Who else would know? When you were here, in this cafeteria,
Please come back. Please.
you’d usually sit with Jack and his friends. When he talked to you, you seemed to fit in, but when someone else was talking, or he would be distracted, you just looked lonely over there. At least to me.
But whenever I would tell you that, you’d say, “I’m fine. I just slip out of it, you know?” And I’d say, “I’ll catch you,” and you would say, “It’s not the kind of slipping you can catch.”

“Where did you get that?” Fiona asked. She wasn’t staring at the photograph—her green eyes were focused on me, only me. “If it was your photo, you’d know who was in it.”

“I found it,” I said, knowing how lame this sounded. “In the hall. I figured whoever it was would want it back.”
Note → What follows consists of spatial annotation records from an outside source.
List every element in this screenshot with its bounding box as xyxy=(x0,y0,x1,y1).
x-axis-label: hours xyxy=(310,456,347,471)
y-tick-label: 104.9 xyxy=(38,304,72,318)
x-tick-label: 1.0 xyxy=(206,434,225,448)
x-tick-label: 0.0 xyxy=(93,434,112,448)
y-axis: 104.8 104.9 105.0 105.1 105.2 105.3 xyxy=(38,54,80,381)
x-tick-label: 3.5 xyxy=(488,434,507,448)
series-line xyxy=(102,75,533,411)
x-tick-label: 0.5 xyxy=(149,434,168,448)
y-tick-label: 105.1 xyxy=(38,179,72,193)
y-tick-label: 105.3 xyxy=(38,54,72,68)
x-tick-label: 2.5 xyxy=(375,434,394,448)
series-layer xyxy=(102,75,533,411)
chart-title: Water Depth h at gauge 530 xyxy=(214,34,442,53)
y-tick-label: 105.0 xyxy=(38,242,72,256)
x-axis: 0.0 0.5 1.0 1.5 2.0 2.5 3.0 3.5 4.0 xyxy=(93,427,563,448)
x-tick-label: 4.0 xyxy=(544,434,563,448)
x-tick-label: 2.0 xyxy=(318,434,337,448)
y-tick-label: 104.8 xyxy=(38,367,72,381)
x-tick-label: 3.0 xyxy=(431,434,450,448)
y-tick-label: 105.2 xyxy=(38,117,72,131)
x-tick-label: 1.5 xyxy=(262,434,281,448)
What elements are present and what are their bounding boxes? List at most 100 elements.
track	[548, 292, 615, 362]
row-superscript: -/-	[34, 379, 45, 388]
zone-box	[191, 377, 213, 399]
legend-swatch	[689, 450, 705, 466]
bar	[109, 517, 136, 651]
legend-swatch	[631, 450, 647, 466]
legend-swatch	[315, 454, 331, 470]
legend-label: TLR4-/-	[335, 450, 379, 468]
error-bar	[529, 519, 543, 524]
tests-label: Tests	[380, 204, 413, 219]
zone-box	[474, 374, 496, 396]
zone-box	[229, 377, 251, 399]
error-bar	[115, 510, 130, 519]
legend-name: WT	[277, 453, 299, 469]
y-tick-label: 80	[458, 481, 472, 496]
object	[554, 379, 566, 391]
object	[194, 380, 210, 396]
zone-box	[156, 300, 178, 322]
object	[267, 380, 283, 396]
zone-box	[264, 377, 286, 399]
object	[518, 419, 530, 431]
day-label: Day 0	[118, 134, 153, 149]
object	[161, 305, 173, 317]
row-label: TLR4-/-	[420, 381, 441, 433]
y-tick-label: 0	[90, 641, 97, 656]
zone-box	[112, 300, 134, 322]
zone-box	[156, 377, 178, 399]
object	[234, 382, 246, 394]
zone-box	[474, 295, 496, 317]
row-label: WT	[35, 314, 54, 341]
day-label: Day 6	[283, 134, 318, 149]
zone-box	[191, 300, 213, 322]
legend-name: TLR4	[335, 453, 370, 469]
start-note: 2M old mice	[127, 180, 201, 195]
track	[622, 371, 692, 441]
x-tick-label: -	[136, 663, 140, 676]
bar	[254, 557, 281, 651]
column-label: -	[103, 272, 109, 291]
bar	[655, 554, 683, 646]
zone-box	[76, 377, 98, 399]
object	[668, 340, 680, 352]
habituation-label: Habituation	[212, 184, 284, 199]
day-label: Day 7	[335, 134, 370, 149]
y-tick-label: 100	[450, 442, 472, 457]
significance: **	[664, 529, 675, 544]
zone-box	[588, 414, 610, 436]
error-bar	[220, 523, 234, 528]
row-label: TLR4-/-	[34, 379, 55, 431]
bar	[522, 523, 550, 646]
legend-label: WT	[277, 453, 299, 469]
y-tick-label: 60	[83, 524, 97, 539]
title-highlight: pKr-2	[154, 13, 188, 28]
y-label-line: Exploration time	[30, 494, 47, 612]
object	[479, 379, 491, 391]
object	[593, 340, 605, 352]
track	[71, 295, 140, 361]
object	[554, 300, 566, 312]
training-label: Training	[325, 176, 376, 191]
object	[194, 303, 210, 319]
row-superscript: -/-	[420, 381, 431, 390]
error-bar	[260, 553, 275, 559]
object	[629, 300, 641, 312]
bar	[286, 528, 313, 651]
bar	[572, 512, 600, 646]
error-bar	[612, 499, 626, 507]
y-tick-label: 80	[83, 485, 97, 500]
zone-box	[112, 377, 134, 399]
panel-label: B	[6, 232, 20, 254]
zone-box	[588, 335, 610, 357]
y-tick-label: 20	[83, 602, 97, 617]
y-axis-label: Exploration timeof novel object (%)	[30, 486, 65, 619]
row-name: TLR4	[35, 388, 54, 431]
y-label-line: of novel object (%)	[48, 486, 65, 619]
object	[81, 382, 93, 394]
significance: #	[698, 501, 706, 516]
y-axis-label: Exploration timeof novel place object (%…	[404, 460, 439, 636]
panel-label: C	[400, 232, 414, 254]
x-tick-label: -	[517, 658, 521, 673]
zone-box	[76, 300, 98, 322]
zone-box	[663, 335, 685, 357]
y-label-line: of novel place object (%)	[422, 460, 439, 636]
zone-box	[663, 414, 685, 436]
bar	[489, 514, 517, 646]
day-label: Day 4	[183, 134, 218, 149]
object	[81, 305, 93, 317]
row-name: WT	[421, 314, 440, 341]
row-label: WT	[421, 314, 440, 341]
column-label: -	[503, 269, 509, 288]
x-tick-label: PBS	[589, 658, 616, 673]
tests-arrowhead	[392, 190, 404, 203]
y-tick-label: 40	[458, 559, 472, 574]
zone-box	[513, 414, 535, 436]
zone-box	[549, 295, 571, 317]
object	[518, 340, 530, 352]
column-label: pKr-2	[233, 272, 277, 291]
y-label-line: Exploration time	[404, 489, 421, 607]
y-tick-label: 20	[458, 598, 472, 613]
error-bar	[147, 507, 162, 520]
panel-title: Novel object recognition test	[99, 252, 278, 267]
“I still think it looks like you,” Katie said.

“Whatever,” Charlie said.

I felt foolish for trying. And part of me wanted to give in to the foolishness—to make copies of the photos and hang them around the halls like Wanted posters—asking
Have you seen this man?
Maybe offering a reward. As a way of solving this
uncertainty
mystery. Only, if I did that, the photographer would know. She would see it, and she would retreat. She’d cover her trail.
You and I are walking in the snow. “Why are you walking backwards?” I ask. You point in the direction we came from. “So they’ll think that’s where I’m going.” You point to where we’re going. “And that’s where I’m from.”

I changed the conversation. I thought I’d gone unnoticed. But after school, Fiona tracked me down.

“What are you doing?” she asked.

I shoved my books in my locker. Closed it.

“What do you mean?” I said.

“You’ve been weird for a week now. Something’s going on.”

“I don’t know what you’re talking about,” I mumbled. Then I realized I was staring at the ground, not her. She’d never believe me if I didn’t look at her. So I did, and the expression on her face was part pity, part annoyance, part understanding.

“It’s like—” she said. Then stopped.

“What? What is it like?” I asked.

11B

That night, I broke about a hundred promises to myself and looked at your
old
online profile. I thought maybe there’d be some answers there. Or evidence.